Background: Glucorticoids can affect blood pressure in humans, as demonstrated most strikingly in Cushings syndrome. We have previously reported that total cortisol metabolite excretion is raised in obese subjects, while other investigations have identified genetically determined changes in glucocorticoid receptor function as contributors to hypertension. Furthermore, in essential hypertension, vasoconstrictor sensitivity to glucocorticoids is increased. Such raised sensitivity could represent the primary stimulus leading to HTN and has been invoked in a fetal programming process that could underlie raised BP later in life. We performed a genome wide scan on the severely hypertensive Caucasian BRIGHT population to identify chromosomal loci affecting cortisol secretion and metabolism that might contribute to the genetic risk of developing hypertension.
Methods: We had complete urinary steroid profile on 119 sibling pairs from the BRIGHT population which comprise 2142 severely hypertensive Caucasian affected sibling pairs. A 10 cM genome wide scan was performed using (THF+THE+aTHE) adjusted for age which is a measure of total cortisol metabolite excretion, as a quantitative trait. Linkage analysis was performed using MERLIN QTL.
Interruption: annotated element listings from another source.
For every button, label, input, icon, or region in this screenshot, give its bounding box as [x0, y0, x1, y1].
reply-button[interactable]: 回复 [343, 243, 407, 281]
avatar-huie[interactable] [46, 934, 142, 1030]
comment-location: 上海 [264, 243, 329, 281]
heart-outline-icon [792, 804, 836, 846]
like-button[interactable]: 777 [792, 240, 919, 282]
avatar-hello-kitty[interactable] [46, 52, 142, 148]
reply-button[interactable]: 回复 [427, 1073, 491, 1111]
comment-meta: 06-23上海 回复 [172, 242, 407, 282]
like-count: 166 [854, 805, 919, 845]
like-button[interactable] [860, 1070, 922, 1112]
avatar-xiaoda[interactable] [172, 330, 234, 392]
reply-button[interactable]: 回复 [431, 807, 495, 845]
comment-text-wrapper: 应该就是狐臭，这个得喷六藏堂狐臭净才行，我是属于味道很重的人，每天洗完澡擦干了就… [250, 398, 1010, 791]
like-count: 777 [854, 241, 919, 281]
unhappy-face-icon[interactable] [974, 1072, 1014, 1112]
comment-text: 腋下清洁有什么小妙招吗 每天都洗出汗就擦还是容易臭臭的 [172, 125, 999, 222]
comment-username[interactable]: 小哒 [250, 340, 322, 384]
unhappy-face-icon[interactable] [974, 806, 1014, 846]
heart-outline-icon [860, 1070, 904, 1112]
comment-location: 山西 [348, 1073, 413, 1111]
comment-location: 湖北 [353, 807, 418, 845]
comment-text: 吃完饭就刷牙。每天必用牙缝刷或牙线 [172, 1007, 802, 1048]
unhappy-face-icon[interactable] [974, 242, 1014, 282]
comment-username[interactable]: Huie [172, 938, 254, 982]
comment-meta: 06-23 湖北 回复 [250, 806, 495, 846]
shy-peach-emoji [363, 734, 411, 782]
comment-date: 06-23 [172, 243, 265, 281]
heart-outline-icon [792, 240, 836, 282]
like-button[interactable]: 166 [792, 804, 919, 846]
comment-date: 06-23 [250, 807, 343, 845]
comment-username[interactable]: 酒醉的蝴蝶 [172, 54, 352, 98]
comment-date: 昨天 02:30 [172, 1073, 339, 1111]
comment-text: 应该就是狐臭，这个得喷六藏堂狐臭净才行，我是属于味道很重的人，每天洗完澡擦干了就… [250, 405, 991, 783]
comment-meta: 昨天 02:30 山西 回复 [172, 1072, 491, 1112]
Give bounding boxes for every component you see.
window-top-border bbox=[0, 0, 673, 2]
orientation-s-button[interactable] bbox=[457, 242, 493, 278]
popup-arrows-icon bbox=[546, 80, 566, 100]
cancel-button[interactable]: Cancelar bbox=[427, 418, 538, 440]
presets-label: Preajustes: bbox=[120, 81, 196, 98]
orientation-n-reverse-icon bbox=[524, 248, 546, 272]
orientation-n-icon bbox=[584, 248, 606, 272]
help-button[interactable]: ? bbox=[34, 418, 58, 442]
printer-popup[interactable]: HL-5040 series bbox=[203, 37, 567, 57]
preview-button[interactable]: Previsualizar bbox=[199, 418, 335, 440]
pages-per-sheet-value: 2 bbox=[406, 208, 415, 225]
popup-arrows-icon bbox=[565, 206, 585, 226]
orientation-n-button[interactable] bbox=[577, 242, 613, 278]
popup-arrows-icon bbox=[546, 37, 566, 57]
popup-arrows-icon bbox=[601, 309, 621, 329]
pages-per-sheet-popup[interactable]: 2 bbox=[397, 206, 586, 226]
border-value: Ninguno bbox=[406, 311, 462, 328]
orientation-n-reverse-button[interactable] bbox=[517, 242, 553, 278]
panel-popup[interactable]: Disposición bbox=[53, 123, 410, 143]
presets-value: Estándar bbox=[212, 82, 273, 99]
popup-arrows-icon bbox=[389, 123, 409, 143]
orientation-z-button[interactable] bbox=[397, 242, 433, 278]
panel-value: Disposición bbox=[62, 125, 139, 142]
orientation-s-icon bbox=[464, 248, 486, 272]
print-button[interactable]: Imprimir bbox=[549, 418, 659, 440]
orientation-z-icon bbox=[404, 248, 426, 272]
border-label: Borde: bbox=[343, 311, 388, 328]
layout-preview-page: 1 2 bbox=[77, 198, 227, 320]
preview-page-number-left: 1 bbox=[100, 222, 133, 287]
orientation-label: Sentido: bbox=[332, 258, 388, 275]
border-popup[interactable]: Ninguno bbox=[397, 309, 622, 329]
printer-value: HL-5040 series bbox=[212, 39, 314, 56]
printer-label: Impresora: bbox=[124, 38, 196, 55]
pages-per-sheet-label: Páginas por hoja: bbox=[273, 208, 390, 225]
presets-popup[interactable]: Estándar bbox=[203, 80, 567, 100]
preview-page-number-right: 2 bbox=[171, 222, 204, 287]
Results: Significant linkage was observed for (THF+THE+aTHE) on chromosome 1 at 106.5 cM near marker D1S230 (LOD score 4.3, P<10−6). The candidate gene encoding sterol carrier protein SCPX lies near locus for (THF+THE+aTHE).
Conclusions: We have shown evidence for linkage to cortisol metabolite excretion to a region in chromosome 1p in a cohort of hypertensive sibling pairs. This suggests that corticosteroids provide a useful an intermediate phenotype for hypertension; the genetic determinants for cortisol secretion in hypertensive subjects may lie in chromosome 1p.